At the heart of the Sinn Féin approach was a core group of leadership figures. Our negotiating team, and the small number of drafters - those who had the job of parsing documents and writing our draft responses - and the PR people, would come together around the core group to review the work to date. We had a position paper that set out our goals, and this was the template for all our discussions.
Going into that fortnight Sinn Féin knew that policing and criminal justice were not problems that could be resolved in this negotiation. We wanted the end to the RUC. This was unlikely to be agreed at this stage. A mechanism was needed, which would have its own dynamic to push ahead on these matters. Commissions were the obvious answer and we plumped for two commissions rather than one.
We also worked closely with the Irish government though we weren’t always satisfied with their position on some issues. For example, the number of cross-border bodies. I also met John Hume on an ongoing basis.
Papers were produced on specific issues and circulated to all of the parties. Changes were made. Words were redrafted. Some were accepted. Others were not. And as the days passed slow progress began to be made on the wide range of issues involved in the talks.
At the same time the Irish and British governments were negotiating with each other, especially on all-Ireland bodies in the Strand 2 negotiation.
In early conversations with the British Prime Minister I remember telling him that for an Assembly to work the equality and human rights agenda, and safeguards against a repeat of past abuses, were essential. I repeated this in conversations with the Taoiseach. Sinn Féin stressed the importance of the agreement having a firm legislative basis. This would minimise the possibility of unionists within the Assembly making changes to what was agreed.
It was also obvious that the UUP was playing a tactical game designed to minimise the potential of the talks, and to force nationalists and republicans to accept less than we were entitled to. The DUP famously weren’t there. That was their choice. That also was not a good move. For unionism.
The six-county state was entirely unionist in its ethos and agencies. This not only meant that there had to be a huge amount of change at every level to bring about a level playing field. As John Hume and I had made clear some years before an internal – that is a six-county solution – was not viable. The Unionists also appeared to lack any real notion of the depth of republican or nationalist alienation or the determination on our part to change all this. So they put a lot of wasted effort into trying to wear us down.

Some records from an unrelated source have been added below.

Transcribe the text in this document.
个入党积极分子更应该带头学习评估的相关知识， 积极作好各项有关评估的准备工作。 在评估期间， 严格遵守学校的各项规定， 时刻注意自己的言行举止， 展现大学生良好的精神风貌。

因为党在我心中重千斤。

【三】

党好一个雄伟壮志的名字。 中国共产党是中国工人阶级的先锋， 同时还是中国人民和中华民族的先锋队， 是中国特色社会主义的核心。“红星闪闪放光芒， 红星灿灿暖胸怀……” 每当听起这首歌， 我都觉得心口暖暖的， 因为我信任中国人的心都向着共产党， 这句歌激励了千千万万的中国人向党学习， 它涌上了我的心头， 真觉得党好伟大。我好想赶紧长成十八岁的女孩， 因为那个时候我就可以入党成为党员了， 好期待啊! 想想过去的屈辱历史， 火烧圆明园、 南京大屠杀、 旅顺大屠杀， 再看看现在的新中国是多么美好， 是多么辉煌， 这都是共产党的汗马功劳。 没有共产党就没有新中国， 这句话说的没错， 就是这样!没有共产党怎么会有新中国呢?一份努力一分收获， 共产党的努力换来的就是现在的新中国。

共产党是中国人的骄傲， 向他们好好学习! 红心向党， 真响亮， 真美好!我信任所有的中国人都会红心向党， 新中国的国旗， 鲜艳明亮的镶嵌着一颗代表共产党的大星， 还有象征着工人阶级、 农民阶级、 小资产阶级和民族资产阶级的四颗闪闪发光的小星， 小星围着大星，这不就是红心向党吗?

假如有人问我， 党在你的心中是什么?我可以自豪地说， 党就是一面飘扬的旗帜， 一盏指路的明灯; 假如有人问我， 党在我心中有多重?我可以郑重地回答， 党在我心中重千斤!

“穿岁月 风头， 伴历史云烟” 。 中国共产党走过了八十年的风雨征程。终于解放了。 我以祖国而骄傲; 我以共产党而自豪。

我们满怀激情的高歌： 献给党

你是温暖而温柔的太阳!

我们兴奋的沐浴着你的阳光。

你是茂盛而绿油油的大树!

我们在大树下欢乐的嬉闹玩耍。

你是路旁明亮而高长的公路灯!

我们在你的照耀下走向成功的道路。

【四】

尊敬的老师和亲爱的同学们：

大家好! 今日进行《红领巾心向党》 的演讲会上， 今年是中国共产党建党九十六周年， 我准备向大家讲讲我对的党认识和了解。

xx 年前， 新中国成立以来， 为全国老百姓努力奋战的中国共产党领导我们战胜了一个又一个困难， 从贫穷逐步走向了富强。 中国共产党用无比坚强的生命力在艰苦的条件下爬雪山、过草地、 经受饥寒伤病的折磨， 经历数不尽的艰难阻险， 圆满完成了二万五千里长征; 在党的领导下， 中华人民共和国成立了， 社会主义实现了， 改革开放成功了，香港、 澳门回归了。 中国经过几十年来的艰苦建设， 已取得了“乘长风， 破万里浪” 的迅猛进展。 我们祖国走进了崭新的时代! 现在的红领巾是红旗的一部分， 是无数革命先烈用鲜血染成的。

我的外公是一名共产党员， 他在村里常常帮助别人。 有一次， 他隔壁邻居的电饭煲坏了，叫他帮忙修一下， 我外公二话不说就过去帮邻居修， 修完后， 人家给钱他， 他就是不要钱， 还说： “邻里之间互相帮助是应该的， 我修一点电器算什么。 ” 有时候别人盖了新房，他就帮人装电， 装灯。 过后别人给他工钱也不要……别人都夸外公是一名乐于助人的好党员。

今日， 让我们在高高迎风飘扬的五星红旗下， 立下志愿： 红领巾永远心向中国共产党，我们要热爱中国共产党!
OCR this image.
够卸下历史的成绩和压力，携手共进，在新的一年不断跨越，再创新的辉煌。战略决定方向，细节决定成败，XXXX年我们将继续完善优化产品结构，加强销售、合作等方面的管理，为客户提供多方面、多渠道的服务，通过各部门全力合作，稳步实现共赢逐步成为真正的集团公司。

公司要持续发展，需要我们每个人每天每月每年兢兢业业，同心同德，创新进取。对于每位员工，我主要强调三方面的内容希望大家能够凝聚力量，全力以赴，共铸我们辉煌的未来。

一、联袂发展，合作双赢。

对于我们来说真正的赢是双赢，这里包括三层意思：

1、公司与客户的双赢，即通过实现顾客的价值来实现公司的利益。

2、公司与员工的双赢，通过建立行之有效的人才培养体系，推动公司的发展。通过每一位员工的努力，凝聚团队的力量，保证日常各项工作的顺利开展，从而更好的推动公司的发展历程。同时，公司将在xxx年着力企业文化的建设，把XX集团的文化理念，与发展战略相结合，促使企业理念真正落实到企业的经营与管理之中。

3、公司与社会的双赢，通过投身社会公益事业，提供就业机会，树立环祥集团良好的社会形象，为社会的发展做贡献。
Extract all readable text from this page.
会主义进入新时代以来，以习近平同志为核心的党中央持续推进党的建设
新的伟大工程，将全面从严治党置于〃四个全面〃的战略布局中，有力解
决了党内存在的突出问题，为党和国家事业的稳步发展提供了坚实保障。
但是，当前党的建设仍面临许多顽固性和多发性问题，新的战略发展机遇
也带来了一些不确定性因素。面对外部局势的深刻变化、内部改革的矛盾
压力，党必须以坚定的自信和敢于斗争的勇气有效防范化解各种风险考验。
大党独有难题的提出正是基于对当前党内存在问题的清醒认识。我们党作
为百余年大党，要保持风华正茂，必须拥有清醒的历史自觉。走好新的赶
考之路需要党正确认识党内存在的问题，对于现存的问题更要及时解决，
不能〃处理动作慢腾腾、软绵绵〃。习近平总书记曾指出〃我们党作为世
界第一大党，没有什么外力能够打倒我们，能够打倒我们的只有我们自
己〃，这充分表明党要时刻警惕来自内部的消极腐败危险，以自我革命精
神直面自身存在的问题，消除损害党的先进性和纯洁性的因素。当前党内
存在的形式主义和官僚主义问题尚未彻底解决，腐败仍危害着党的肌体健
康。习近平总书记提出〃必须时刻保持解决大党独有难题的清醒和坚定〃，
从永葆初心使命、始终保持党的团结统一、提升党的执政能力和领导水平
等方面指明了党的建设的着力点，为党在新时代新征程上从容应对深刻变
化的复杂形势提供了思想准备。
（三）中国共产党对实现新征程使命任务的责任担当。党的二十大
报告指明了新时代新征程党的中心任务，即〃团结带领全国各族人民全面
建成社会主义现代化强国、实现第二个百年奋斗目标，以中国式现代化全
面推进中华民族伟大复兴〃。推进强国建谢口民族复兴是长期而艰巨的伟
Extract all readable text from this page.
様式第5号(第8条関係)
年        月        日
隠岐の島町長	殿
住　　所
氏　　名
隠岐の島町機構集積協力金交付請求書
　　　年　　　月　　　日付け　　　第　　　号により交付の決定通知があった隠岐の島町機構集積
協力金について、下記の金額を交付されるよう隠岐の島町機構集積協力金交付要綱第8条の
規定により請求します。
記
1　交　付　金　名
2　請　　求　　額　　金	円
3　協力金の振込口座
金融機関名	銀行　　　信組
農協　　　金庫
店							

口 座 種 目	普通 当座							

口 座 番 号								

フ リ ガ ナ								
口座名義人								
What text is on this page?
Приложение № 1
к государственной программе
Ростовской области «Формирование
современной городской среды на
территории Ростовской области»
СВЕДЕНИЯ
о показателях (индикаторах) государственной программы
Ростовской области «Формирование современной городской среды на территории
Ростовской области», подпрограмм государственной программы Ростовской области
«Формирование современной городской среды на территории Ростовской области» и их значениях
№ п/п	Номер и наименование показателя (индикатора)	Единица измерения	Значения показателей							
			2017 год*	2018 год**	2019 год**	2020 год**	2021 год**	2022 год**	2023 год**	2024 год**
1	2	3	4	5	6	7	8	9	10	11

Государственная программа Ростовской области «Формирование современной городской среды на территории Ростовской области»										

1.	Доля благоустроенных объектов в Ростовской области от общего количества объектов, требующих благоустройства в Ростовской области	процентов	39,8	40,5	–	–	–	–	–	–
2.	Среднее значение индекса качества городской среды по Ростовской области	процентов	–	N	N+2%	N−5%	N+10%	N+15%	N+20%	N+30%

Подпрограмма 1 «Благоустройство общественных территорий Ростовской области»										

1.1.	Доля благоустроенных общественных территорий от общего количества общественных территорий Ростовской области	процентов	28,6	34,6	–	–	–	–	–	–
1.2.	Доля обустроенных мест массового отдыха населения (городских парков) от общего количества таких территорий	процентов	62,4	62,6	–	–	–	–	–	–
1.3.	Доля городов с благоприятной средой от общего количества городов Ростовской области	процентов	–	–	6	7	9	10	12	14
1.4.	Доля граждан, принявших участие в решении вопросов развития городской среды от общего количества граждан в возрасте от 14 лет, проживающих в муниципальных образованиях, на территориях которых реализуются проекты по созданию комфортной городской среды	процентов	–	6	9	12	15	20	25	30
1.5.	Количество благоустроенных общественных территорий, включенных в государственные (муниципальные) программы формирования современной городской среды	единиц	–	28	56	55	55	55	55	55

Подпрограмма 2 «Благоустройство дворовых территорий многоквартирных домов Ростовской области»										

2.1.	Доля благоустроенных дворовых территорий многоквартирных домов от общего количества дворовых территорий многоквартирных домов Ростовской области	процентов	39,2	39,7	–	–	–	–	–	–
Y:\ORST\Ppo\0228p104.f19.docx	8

This was one of the products of decades of refusing to deal with genuine grievances or to engage in dialogue with us, or people like us.
Looking back on that time and reviewing the intervening 20 years, and especially the events of the last 16 months, since the RHI scandal emerged, it is obvious that this refusal by unionist leaders to try to understand republicans and nationalists remains a serious problem.
And therein lies one of the dangers confronting the Good Friday Agreement; a danger which is at the heart of the current crisis.
The big challenge therefore for Sinn Féin in the time ahead, especially in the context of Brexit, is to persuade unionism that republicans have no intention of treating them as anything less than equals. We believe in the Good Friday Agreement and in the institutions. We are committed to their restoration but it can only be on the basis of respect and an appreciation that our future must be a shared future. It’s time to draw a second breath and re-engage with each other to build a future in which no one will feel alienated or second class. I believe that better future is still possible.